Editoriali

Dal biscotto scandinavo alla rabanada: la vendetta italiana si consuma a tavola

La tifoseria svedese, tra le più colorate di questo Europeo - Foto ulrich_berkner CC BY 2.0

La partita scatta alle ore 15.00. Trombette e fischietti prendono il posto che, a quell’ora, spetta al gorgoglio della macchinetta del caffè. Magari seguito dalla croccantezza di un dolcetto di accompagnamento. Gli scaramantici, però, rinunciano: il biscotto, quando in tv c’è Italia-Svezia, evoca brutti ricordi.

Nel 2004, il 2-2 tra Svezia e Danimarca – unico risultato possibile, nonché difficilissimo da portare fino al novantesimo – condannò l’Italia di Antonio Cassano all’uscita dall’europeo in Portogallo. Tutti parlarono di biscotto scandinavo, di un accordo tra le due formazioni nordiche, di una beffa che metaforicamente assunse le fattezze di un frollino al burro, di quelli che, in Italia, vengono venduti nelle classiche scatole di latta rotonde.

Dodici anni dopo, qualche centinaio di chilometro più in là, la vendetta italiana è compiuta. E allora ci si può davvero sbizzarrire con i parallelismi, con le immagini gastronomiche, con tutti i biscotti (dolci o salati) che resteranno indigesti agli svedesi.
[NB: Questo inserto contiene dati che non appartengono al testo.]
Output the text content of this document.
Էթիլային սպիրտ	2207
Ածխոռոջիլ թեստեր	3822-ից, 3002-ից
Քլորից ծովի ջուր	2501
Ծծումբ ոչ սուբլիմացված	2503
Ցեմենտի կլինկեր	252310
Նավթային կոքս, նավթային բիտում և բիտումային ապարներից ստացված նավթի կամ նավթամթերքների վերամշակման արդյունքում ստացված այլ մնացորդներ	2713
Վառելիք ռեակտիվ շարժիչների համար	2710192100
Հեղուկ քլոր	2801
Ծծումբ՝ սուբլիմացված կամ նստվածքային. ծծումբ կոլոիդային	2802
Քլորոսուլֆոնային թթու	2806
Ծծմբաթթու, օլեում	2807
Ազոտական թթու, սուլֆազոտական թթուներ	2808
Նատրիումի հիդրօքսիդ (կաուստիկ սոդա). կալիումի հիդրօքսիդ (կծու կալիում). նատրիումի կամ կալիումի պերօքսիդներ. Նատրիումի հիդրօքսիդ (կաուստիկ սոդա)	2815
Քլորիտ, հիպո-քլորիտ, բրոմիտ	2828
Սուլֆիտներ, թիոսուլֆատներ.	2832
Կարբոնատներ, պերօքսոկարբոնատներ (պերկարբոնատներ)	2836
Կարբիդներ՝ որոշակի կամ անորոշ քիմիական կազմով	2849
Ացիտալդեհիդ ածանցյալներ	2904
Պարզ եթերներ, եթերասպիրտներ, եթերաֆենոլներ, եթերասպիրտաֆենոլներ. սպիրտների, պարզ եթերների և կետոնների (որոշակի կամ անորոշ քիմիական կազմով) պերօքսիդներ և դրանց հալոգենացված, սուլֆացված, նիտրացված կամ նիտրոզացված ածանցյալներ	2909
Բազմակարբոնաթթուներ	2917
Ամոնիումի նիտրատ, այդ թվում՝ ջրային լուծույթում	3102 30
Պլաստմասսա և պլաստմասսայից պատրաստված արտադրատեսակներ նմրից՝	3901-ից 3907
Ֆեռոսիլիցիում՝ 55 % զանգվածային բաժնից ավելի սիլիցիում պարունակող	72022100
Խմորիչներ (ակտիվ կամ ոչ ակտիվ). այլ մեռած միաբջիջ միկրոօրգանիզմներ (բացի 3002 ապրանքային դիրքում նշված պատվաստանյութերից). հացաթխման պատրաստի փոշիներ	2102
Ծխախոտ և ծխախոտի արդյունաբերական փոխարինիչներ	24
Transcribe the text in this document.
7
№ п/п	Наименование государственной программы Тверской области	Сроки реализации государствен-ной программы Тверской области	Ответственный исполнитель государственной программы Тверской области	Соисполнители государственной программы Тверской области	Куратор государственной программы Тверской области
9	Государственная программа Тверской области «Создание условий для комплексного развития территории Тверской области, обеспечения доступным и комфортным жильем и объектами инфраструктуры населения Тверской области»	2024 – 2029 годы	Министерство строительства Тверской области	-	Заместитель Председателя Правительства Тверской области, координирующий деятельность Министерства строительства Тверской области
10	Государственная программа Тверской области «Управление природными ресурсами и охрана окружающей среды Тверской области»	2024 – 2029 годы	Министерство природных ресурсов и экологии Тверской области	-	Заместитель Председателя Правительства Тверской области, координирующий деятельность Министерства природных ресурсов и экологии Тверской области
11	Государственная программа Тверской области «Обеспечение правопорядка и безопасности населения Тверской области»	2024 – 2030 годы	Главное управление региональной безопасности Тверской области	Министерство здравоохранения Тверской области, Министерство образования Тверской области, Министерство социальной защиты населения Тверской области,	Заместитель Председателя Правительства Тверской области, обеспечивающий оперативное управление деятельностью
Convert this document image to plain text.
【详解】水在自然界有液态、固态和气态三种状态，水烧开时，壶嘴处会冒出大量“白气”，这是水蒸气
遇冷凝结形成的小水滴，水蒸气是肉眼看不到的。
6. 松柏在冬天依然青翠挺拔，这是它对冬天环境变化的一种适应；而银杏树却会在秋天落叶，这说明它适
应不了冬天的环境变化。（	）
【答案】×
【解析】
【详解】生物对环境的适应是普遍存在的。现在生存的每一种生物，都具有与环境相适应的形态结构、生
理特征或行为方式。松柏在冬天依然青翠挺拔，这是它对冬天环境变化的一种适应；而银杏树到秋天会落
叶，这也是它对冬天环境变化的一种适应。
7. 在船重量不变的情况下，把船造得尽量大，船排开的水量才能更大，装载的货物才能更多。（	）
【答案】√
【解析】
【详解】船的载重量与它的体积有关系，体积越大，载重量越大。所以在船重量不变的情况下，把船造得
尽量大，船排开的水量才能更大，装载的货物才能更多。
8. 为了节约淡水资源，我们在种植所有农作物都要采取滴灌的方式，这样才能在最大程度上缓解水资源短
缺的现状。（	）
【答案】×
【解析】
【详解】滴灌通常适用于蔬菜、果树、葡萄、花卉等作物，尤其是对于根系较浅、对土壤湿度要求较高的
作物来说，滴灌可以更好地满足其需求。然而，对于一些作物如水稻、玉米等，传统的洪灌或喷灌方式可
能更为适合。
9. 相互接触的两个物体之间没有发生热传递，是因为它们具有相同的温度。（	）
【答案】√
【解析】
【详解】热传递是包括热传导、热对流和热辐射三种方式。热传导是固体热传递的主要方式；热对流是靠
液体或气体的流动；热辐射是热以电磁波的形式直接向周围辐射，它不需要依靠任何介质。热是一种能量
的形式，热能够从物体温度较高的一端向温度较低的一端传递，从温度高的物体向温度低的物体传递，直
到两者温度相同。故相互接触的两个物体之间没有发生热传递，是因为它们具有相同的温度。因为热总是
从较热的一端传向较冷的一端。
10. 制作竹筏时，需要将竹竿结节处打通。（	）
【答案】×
Certo, il primo tempo non è stato dei migliori. Si può parlare, in questo caso, di una galletta insipida, di quelle al riso che i fanatici del fitness mangiano per spezzare l’appetito senza guastare la linea. Senza sapore sono i lanci di Leonardo Bonucci, eletto troppo prematuramente regista arretrato dopo l’assist a Emanuele Giaccherini nella prima partita; sciape le giocate del reparto offensivo che non riesce a sfondare e che si sbriciola, proprio come una galletta cotta troppo, contro gli energici difensori scandinavi.

Il secondo tempo è un’altra cosa. L’amaretto lo serve Marco Parolo, lombardo anche lui come il dolciume tipico di Saronno. La sua traversa ha quel sapore un po’ stucchevole, che lascia sempre la bocca impastata: poteva andare meglio, il dessert non è ancora completamente in tavola.

L’azione decisiva, però, alla fine arriva. Il colpo di testa di Simone Zaza è un vero e proprio tarallo allo zafaràn, il biscotto salato che in Basilicata (terra d’origine dell’attaccante) si prepara con la polvere dei peperoni essiccati al sole. La punta, subentrata a Graziano Pellè, si contorce per andare a spizzare il pallone verso Eder, assecondando la forma immaginaria del biscotto della sua terra e, perché no, il suo sapore deciso e un po’ piccante.

La serpentina che porta il giocatore italo-brasiliano al tiro, poi, è una vera e propria rabanada, un dolce tipico carioca, fatto di pane raffermo, uova, zucchero e cannella. Materie prime povere e di recupero, un po’ come questa Italia senza fuoriclasse e in là con l’età media dei suoi giocatori. Una giusta cottura, però, e una buona combinazione di ingredienti danno al dolce brasiliano e a questa nazionale un interessante sapore zuccherino.

Il brigidino, poi, è l’ultimo dolce indigesto per gli svedesi. Giorgio Chiellini, autore di una prestazione maiuscola, rende più croccante la vittoria e puntella una difesa che vacilla soltanto negli ultimissimi respiri del match (quando si rischia un rigore contro). Una sfornata di prelibatezze, insomma, che difficilmente Zlatan Ibrahimovic e compagni dimenticheranno facilmente.